It comes out of nowhere, as it always does.
This time it happened while clicking on an entry at The New York Times website. When it appeared, it carried a banner ad for a performance by the Lipazzaner Stallions at Madison Square Garden. And I fell back.
I can't even remember how old I was, but let's say I was in high school. The Lipizzan Stallions were a regular attraction on the local stadium circuit, showing up at least once a year at Vet's Auditorium in Des Moines or Hilton in Ames. The commercials heralding these appearances were ubiquitous, and rather cheesy, as corny and easily-mocked as ads for Holiday On Ice or some such. Once, while the whole family sat around the TV, I made some snotty comment, something along the lines of, "Who would ever want to see that?"
"Oh, but they're so beautiful," Mom replied. "I remember reading about them when I was little, and I've always wanted to see them in person."
I didn't respond. I couldn't respond. What could be said? The commercial ended, the program resumed. It was never discussed again.
Just a moment in time, lost, forgotten. Except I could never quite forget it. It stayed, it lingered, all the rest of my life. For one moment, my mother had shown a part of herself I had never sen before, a part I could never have guessed existed. It made her more complicated, more human. And I had mocked it, unintentionally, sure, but still, I had hurt her on some level, and I could never bring myself to apologize.

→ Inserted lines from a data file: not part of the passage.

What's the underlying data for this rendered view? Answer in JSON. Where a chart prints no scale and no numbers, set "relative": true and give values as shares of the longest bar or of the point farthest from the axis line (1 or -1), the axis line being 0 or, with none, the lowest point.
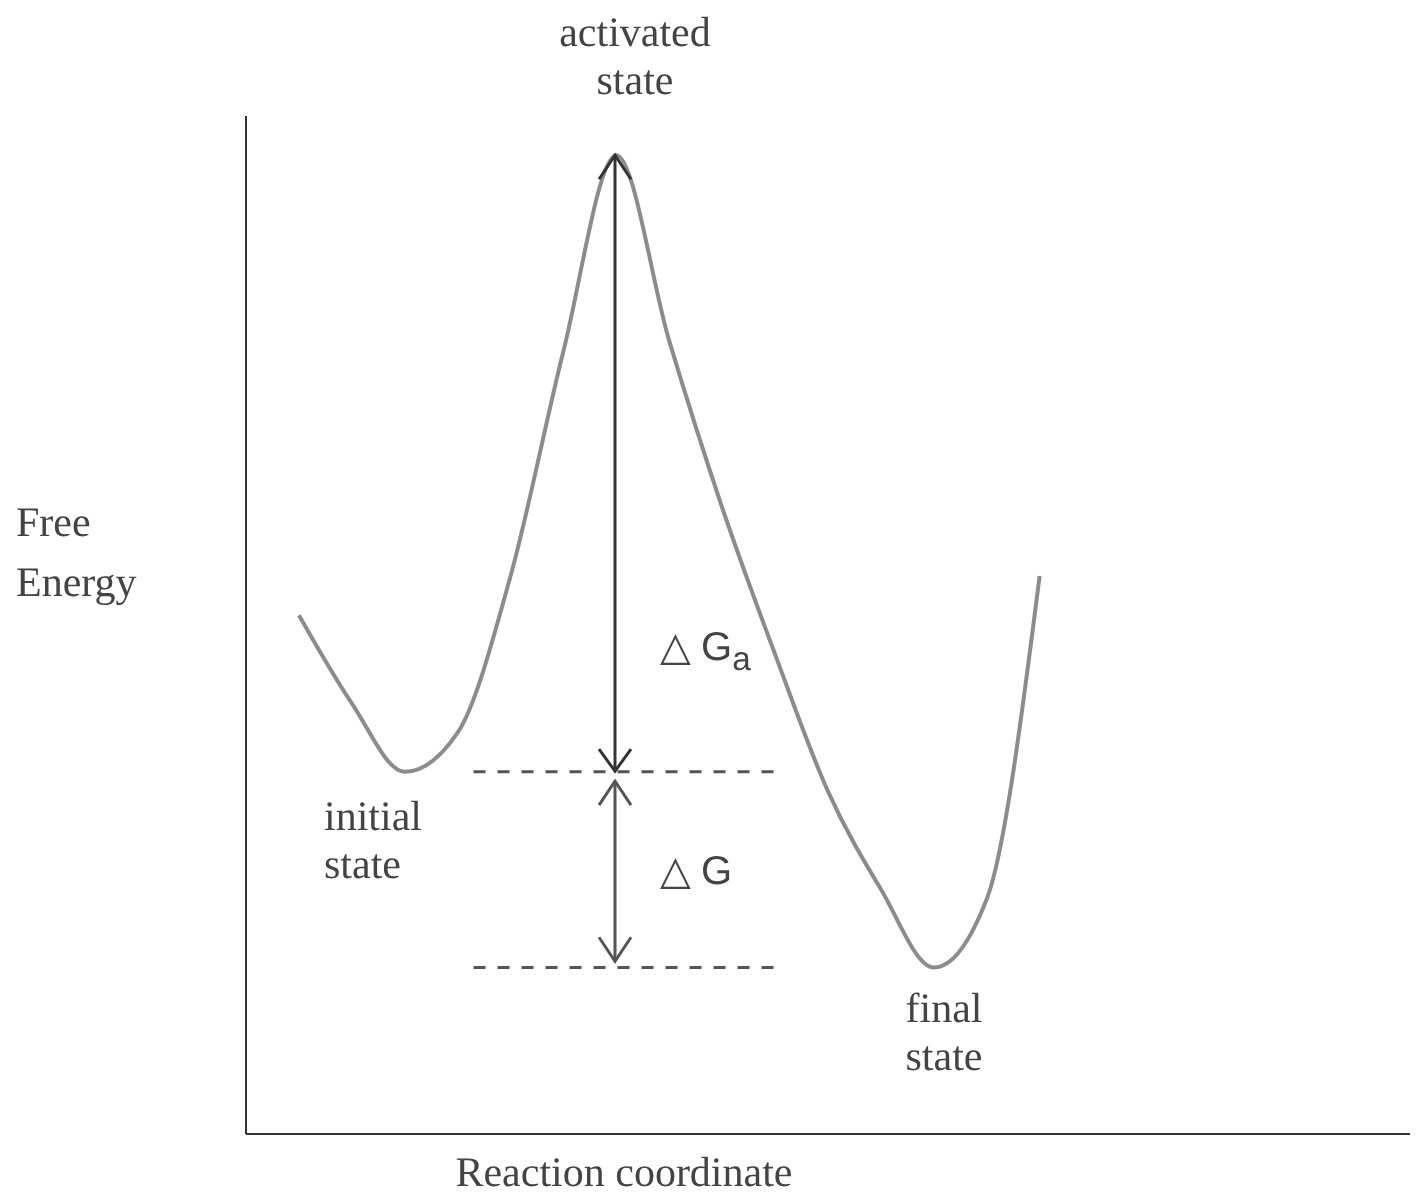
{
  "chart_data": {
    "type": "line",
    "relative": true,
    "xlabel": "Reaction coordinate",
    "ylabel": "Free Energy",
    "categories": [
      null,
      null,
      null,
      null,
      null,
      null,
      null,
      null,
      null,
      null,
      null,
      null,
      null,
      null,
      null,
      null,
      null,
      null,
      null,
      null,
      null,
      null,
      null
    ],
    "series": [
      {
        "color": "#8c8c8c",
        "values": [
          null,
          0.53,
          0.44,
          0.37,
          0.41,
          0.57,
          0.8,
          1,
          0.81,
          0.64,
          0.49,
          0.35,
          0.25,
          0.17,
          0.24,
          0.57,
          null,
          null,
          null,
          null,
          null,
          null,
          null
        ]
      }
    ],
    "ref_lines": [
      {
        "axis": "y",
        "value": 0.37,
        "label": null,
        "color": "#555555",
        "line_style": "dashed"
      },
      {
        "axis": "y",
        "value": 0.17,
        "label": null,
        "color": "#555555",
        "line_style": "dashed"
      }
    ],
    "annotations": [
      "activated state",
      "initial state",
      "final state",
      "△ G$_{a}$",
      "△ G"
    ],
    "marker": "none",
    "line_style": "solid"
  }
}
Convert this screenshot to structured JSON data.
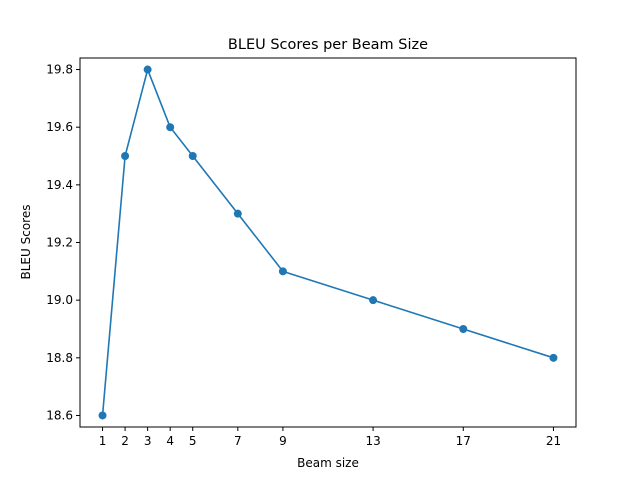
{
  "chart_data": {
    "type": "line",
    "title": "BLEU Scores per Beam Size",
    "xlabel": "Beam size",
    "ylabel": "BLEU Scores",
    "x": [
      1,
      2,
      3,
      4,
      5,
      7,
      9,
      13,
      17,
      21
    ],
    "series": [
      {
        "values": [
          18.6,
          19.5,
          19.8,
          19.6,
          19.5,
          19.3,
          19.1,
          19.0,
          18.9,
          18.8
        ],
        "color": "#1f77b4",
        "marker": "circle"
      }
    ],
    "xticks": [
      1,
      2,
      3,
      4,
      5,
      7,
      9,
      13,
      17,
      21
    ],
    "yticks": [
      18.6,
      18.8,
      19.0,
      19.2,
      19.4,
      19.6,
      19.8
    ],
    "ytick_labels": [
      "18.6",
      "18.8",
      "19.0",
      "19.2",
      "19.4",
      "19.6",
      "19.8"
    ],
    "xlim": [
      0,
      22
    ],
    "ylim": [
      18.56,
      19.84
    ],
    "grid": false,
    "legend": "none"
  }
}
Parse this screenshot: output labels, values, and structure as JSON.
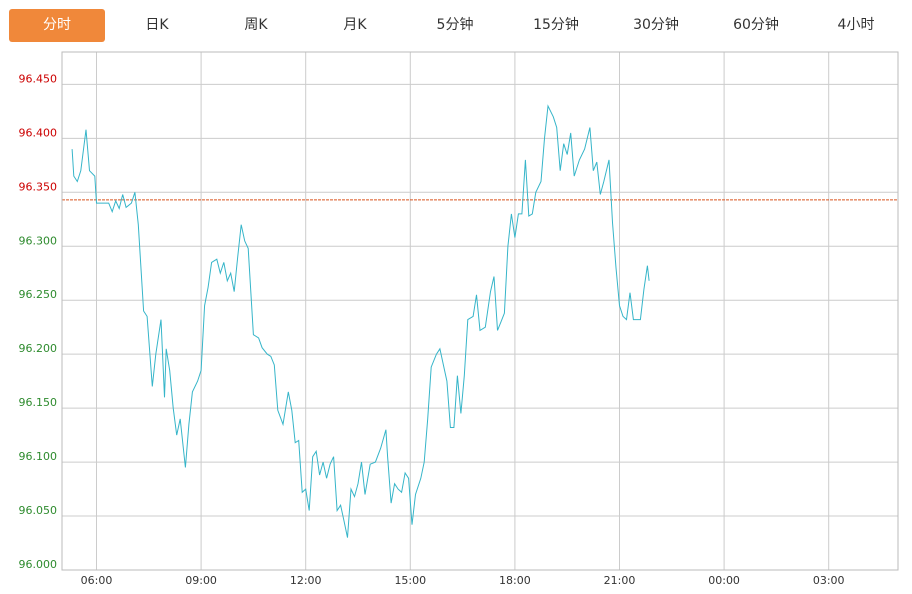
{
  "tabs": [
    {
      "label": "分时",
      "active": true
    },
    {
      "label": "日K",
      "active": false
    },
    {
      "label": "周K",
      "active": false
    },
    {
      "label": "月K",
      "active": false
    },
    {
      "label": "5分钟",
      "active": false
    },
    {
      "label": "15分钟",
      "active": false
    },
    {
      "label": "30分钟",
      "active": false
    },
    {
      "label": "60分钟",
      "active": false
    },
    {
      "label": "4小时",
      "active": false
    }
  ],
  "colors": {
    "accent": "#f0883a",
    "line": "#36b5c9",
    "reference": "#d9531e",
    "up": "#cc0000",
    "down": "#2e8b2e",
    "grid": "#cccccc"
  },
  "chart_data": {
    "type": "line",
    "reference_value": 96.343,
    "ylim": [
      96.0,
      96.48
    ],
    "yticks": [
      "96.000",
      "96.050",
      "96.100",
      "96.150",
      "96.200",
      "96.250",
      "96.300",
      "96.350",
      "96.400",
      "96.450"
    ],
    "xlim": [
      5.3,
      4.7
    ],
    "xticks": [
      {
        "t": 6,
        "label": "06:00"
      },
      {
        "t": 9,
        "label": "09:00"
      },
      {
        "t": 12,
        "label": "12:00"
      },
      {
        "t": 15,
        "label": "15:00"
      },
      {
        "t": 18,
        "label": "18:00"
      },
      {
        "t": 21,
        "label": "21:00"
      },
      {
        "t": 24,
        "label": "00:00"
      },
      {
        "t": 27,
        "label": "03:00"
      }
    ],
    "points": [
      [
        5.3,
        96.39
      ],
      [
        5.35,
        96.365
      ],
      [
        5.45,
        96.36
      ],
      [
        5.55,
        96.37
      ],
      [
        5.7,
        96.408
      ],
      [
        5.8,
        96.37
      ],
      [
        5.95,
        96.365
      ],
      [
        6.0,
        96.34
      ],
      [
        6.2,
        96.34
      ],
      [
        6.35,
        96.34
      ],
      [
        6.45,
        96.332
      ],
      [
        6.55,
        96.342
      ],
      [
        6.65,
        96.335
      ],
      [
        6.75,
        96.348
      ],
      [
        6.85,
        96.336
      ],
      [
        7.0,
        96.34
      ],
      [
        7.1,
        96.35
      ],
      [
        7.2,
        96.32
      ],
      [
        7.35,
        96.24
      ],
      [
        7.45,
        96.235
      ],
      [
        7.6,
        96.17
      ],
      [
        7.7,
        96.2
      ],
      [
        7.85,
        96.232
      ],
      [
        7.95,
        96.16
      ],
      [
        8.0,
        96.205
      ],
      [
        8.1,
        96.185
      ],
      [
        8.2,
        96.15
      ],
      [
        8.3,
        96.125
      ],
      [
        8.4,
        96.14
      ],
      [
        8.55,
        96.095
      ],
      [
        8.65,
        96.135
      ],
      [
        8.75,
        96.165
      ],
      [
        8.9,
        96.175
      ],
      [
        9.0,
        96.185
      ],
      [
        9.1,
        96.245
      ],
      [
        9.2,
        96.262
      ],
      [
        9.3,
        96.285
      ],
      [
        9.45,
        96.288
      ],
      [
        9.55,
        96.275
      ],
      [
        9.65,
        96.285
      ],
      [
        9.75,
        96.268
      ],
      [
        9.85,
        96.275
      ],
      [
        9.95,
        96.258
      ],
      [
        10.05,
        96.29
      ],
      [
        10.15,
        96.32
      ],
      [
        10.25,
        96.305
      ],
      [
        10.35,
        96.298
      ],
      [
        10.5,
        96.218
      ],
      [
        10.65,
        96.215
      ],
      [
        10.75,
        96.206
      ],
      [
        10.9,
        96.2
      ],
      [
        11.0,
        96.198
      ],
      [
        11.1,
        96.19
      ],
      [
        11.2,
        96.148
      ],
      [
        11.35,
        96.135
      ],
      [
        11.5,
        96.165
      ],
      [
        11.6,
        96.148
      ],
      [
        11.7,
        96.118
      ],
      [
        11.8,
        96.12
      ],
      [
        11.9,
        96.072
      ],
      [
        12.0,
        96.075
      ],
      [
        12.1,
        96.055
      ],
      [
        12.2,
        96.105
      ],
      [
        12.3,
        96.11
      ],
      [
        12.4,
        96.088
      ],
      [
        12.5,
        96.1
      ],
      [
        12.6,
        96.085
      ],
      [
        12.7,
        96.098
      ],
      [
        12.8,
        96.105
      ],
      [
        12.9,
        96.055
      ],
      [
        13.0,
        96.06
      ],
      [
        13.1,
        96.045
      ],
      [
        13.2,
        96.03
      ],
      [
        13.3,
        96.075
      ],
      [
        13.4,
        96.068
      ],
      [
        13.5,
        96.08
      ],
      [
        13.6,
        96.1
      ],
      [
        13.7,
        96.07
      ],
      [
        13.85,
        96.098
      ],
      [
        14.0,
        96.1
      ],
      [
        14.15,
        96.113
      ],
      [
        14.3,
        96.13
      ],
      [
        14.35,
        96.105
      ],
      [
        14.45,
        96.062
      ],
      [
        14.55,
        96.08
      ],
      [
        14.65,
        96.075
      ],
      [
        14.75,
        96.072
      ],
      [
        14.85,
        96.09
      ],
      [
        14.95,
        96.085
      ],
      [
        15.05,
        96.042
      ],
      [
        15.15,
        96.07
      ],
      [
        15.3,
        96.085
      ],
      [
        15.4,
        96.1
      ],
      [
        15.5,
        96.14
      ],
      [
        15.6,
        96.188
      ],
      [
        15.75,
        96.2
      ],
      [
        15.85,
        96.205
      ],
      [
        15.95,
        96.19
      ],
      [
        16.05,
        96.175
      ],
      [
        16.15,
        96.132
      ],
      [
        16.25,
        96.132
      ],
      [
        16.35,
        96.18
      ],
      [
        16.45,
        96.145
      ],
      [
        16.55,
        96.18
      ],
      [
        16.65,
        96.232
      ],
      [
        16.8,
        96.235
      ],
      [
        16.9,
        96.255
      ],
      [
        17.0,
        96.222
      ],
      [
        17.15,
        96.225
      ],
      [
        17.3,
        96.258
      ],
      [
        17.4,
        96.272
      ],
      [
        17.5,
        96.222
      ],
      [
        17.6,
        96.23
      ],
      [
        17.7,
        96.238
      ],
      [
        17.8,
        96.3
      ],
      [
        17.9,
        96.33
      ],
      [
        18.0,
        96.308
      ],
      [
        18.1,
        96.33
      ],
      [
        18.2,
        96.33
      ],
      [
        18.3,
        96.38
      ],
      [
        18.4,
        96.328
      ],
      [
        18.5,
        96.33
      ],
      [
        18.6,
        96.35
      ],
      [
        18.75,
        96.36
      ],
      [
        18.85,
        96.4
      ],
      [
        18.95,
        96.43
      ],
      [
        19.1,
        96.42
      ],
      [
        19.2,
        96.41
      ],
      [
        19.3,
        96.37
      ],
      [
        19.4,
        96.395
      ],
      [
        19.5,
        96.385
      ],
      [
        19.6,
        96.405
      ],
      [
        19.7,
        96.365
      ],
      [
        19.85,
        96.38
      ],
      [
        20.0,
        96.39
      ],
      [
        20.15,
        96.41
      ],
      [
        20.25,
        96.37
      ],
      [
        20.35,
        96.378
      ],
      [
        20.45,
        96.348
      ],
      [
        20.55,
        96.36
      ],
      [
        20.7,
        96.38
      ],
      [
        20.8,
        96.322
      ],
      [
        20.9,
        96.28
      ],
      [
        21.0,
        96.245
      ],
      [
        21.1,
        96.235
      ],
      [
        21.2,
        96.232
      ],
      [
        21.3,
        96.257
      ],
      [
        21.4,
        96.232
      ],
      [
        21.6,
        96.232
      ],
      [
        21.7,
        96.26
      ],
      [
        21.8,
        96.282
      ],
      [
        21.85,
        96.268
      ]
    ]
  }
}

Instead, I did what most people do: I hid it away and pretended it never happened. It worked at the time, and it still does, mostly. After all, how often in the course of my day-to-day existence am I going to encounter a reference to the Lipizzan Stallions? It almost never happens. Almost.
Then when it does, it's always unexpected, and I can never prepare. But really, what could I do to shield myself from a thirty-year-old memory, something most people would have long forgotten? But I can't forget, and I shouldn't: Sometimes I feel my memory of Mom is slipping away, but then this or something like it pops into my head, a chance to recall how human she was, a small, defining trait that seemed so unlike her, a reminder of how much I will always miss her.